As AI makes software development nearly free, companies will struggle to justify security audit costs that exceed development costs. This dynamic forces a fundamental shift in how security is valued and budgeted for.
Hackers are exploiting AI models not just to write malicious code, but by circumventing safety protocols to extract sensitive or useful information embedded within the AI's training data. This represents a novel attack surface.
The successful drone attack on Amazon data centers highlights a critical vulnerability where cheap physical weapons can disable core digital infrastructure. This scenario, blurring the line between physical and cyber warfare, is not in most corporate threat models.
In active war, physical attacks on infrastructure like data centers create more tangible chaos and disruption than most cyber operations. Cyber is better suited for pre-conflict intelligence gathering and creating confusion, not outright destruction.
As AI agents and developers operate increasingly within the terminal (CLI), demand for programmatic, API-driven data access will explode. This will replace clunky web UIs and credit card subscriptions with seamless, micro-transaction-based data consumption.
Just as North Korea evolved from a non-threat to a world-class hacking power targeting financial institutions, Iran's cyber prowess is frequently underestimated by military and intelligence analysts. This creates a recurring strategic blind spot.

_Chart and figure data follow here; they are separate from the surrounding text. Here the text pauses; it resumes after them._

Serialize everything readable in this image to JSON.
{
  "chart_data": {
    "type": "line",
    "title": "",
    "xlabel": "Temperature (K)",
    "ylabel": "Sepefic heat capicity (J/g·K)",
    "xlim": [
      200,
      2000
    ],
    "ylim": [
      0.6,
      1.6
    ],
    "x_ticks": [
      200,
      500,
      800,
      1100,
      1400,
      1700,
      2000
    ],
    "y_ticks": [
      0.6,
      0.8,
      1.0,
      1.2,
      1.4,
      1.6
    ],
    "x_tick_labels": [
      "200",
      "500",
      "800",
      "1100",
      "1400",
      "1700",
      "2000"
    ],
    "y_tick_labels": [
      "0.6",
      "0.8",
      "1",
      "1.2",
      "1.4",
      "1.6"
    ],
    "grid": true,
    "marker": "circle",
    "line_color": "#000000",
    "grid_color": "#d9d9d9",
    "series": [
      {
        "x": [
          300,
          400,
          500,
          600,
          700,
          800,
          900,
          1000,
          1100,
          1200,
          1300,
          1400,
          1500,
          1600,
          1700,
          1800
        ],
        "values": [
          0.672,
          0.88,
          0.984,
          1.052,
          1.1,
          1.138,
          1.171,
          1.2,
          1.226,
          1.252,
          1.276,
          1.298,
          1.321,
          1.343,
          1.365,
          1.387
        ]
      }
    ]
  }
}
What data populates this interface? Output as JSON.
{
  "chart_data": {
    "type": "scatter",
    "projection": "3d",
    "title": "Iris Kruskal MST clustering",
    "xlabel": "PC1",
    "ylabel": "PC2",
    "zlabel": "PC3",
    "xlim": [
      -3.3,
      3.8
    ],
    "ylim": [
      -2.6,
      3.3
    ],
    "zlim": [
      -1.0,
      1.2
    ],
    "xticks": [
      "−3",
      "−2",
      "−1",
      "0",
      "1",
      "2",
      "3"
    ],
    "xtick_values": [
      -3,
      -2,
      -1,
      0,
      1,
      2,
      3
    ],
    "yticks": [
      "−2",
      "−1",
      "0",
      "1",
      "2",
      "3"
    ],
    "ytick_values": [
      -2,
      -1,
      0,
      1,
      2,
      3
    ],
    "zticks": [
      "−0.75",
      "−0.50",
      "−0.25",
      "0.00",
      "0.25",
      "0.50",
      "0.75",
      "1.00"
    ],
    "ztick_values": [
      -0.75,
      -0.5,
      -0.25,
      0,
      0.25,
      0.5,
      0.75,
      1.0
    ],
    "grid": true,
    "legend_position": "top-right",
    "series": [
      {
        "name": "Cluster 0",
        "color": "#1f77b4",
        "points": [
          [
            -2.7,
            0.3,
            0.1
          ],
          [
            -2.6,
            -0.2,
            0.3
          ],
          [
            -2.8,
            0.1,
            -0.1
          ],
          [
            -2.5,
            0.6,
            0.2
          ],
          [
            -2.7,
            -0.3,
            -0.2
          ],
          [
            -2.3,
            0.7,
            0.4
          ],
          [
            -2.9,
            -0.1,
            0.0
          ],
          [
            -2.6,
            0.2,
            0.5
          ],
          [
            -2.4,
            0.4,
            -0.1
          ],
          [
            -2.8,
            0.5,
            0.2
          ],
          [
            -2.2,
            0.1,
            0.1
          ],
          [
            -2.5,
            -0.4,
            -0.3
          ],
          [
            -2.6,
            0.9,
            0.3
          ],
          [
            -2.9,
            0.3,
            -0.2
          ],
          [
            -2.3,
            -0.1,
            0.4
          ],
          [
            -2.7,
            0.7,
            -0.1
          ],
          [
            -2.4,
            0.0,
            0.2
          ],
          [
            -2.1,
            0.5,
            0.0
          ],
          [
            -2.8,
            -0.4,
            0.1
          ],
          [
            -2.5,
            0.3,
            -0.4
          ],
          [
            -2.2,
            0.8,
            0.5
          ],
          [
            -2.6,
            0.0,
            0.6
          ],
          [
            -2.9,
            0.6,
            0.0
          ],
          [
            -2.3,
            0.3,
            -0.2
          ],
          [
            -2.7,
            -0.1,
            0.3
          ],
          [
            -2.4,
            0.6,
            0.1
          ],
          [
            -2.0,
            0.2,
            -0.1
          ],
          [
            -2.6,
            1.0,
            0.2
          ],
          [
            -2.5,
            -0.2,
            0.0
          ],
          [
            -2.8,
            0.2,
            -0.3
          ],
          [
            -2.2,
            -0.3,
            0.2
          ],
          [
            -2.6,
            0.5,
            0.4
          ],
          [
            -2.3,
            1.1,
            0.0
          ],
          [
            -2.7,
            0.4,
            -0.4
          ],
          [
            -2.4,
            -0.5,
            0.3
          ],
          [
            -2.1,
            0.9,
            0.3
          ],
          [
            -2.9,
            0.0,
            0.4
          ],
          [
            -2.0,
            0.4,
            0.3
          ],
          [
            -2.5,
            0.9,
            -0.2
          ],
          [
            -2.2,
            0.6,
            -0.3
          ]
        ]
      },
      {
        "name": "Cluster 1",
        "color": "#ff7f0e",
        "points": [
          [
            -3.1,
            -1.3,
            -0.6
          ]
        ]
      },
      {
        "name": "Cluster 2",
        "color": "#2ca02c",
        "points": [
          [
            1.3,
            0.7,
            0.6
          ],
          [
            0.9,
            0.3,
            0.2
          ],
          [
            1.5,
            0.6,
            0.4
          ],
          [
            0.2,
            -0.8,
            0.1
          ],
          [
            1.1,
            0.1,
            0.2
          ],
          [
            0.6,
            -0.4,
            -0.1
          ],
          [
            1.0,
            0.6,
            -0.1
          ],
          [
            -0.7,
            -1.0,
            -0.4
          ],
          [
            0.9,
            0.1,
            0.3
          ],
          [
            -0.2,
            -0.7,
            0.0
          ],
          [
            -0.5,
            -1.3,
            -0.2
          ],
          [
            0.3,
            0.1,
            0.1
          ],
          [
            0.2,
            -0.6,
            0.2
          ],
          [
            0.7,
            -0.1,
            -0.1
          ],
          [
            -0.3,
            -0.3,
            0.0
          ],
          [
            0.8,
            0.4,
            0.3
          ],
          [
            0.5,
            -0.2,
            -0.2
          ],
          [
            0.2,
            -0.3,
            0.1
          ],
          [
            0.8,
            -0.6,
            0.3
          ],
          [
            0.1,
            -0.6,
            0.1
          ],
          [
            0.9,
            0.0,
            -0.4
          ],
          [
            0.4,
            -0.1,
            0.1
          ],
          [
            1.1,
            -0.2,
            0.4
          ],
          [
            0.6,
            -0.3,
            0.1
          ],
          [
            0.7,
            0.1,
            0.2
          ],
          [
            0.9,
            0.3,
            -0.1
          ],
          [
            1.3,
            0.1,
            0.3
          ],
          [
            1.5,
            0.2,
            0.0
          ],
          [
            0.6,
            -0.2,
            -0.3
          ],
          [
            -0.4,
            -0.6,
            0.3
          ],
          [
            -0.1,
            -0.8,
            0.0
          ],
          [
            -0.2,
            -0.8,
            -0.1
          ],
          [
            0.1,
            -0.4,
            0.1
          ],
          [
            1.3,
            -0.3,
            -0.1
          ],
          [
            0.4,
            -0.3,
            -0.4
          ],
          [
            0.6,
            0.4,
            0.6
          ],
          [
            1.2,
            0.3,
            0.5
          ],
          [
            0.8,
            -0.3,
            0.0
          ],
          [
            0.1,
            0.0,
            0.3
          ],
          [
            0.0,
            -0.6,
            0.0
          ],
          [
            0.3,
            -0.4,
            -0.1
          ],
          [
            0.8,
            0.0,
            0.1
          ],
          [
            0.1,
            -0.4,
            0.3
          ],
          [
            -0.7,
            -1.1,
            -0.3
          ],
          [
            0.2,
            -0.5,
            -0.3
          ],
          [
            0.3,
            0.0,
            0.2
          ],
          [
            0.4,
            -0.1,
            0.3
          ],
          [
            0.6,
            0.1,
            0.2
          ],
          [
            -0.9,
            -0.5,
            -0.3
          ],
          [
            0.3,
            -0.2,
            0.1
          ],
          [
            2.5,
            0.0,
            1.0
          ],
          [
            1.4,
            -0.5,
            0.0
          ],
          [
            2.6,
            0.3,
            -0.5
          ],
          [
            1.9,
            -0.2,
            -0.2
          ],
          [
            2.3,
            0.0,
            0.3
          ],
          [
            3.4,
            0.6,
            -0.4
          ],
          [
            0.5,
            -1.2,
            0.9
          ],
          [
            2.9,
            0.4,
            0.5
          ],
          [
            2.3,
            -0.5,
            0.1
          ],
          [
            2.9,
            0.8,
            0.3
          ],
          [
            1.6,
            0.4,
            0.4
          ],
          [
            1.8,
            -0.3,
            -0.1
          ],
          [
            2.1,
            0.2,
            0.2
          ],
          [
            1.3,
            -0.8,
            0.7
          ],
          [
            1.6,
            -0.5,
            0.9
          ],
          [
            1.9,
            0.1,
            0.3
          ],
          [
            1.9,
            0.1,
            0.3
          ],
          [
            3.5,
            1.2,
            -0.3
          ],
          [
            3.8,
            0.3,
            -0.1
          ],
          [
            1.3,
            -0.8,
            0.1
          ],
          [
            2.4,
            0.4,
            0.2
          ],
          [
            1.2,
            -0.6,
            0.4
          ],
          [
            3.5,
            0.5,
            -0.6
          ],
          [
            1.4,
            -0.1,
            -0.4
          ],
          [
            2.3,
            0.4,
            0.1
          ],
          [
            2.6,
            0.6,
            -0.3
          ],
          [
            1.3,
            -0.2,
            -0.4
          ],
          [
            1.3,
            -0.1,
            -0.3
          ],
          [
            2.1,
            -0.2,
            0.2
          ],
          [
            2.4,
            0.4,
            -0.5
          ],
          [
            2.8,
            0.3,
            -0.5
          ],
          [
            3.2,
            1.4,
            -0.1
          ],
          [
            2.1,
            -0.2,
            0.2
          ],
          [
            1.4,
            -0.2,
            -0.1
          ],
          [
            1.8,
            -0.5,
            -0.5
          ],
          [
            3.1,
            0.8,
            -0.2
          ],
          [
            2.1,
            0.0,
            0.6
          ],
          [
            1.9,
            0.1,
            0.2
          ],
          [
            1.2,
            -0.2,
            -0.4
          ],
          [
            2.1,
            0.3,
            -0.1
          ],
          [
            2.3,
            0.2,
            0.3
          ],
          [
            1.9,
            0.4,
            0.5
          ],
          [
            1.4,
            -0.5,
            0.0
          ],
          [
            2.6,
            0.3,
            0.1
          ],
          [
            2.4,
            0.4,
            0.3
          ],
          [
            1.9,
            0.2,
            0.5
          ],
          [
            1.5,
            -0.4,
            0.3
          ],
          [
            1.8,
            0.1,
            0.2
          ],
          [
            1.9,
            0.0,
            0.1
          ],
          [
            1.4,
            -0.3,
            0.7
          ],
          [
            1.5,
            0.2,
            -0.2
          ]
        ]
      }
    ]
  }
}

As AI commoditizes software creation, the primary source of sustainable value shifts from the software itself to the unique, high-quality data that AI agents use for decision-making. Businesses must re-center their strategy around data as the core asset.
Providing direct, strong negative feedback (e.g., "this is garbage") to an AI model is more effective than polite language. It acts as a clear negative reward signal, helping the model better understand its deviation from the requirement and produce superior outputs.
Developers are granting AI agents overly broad permissions by default to enable autonomous action. This repeats past software security mistakes on a new scale, making significant data breaches and accidental destruction of data inevitable without a "security by design" approach.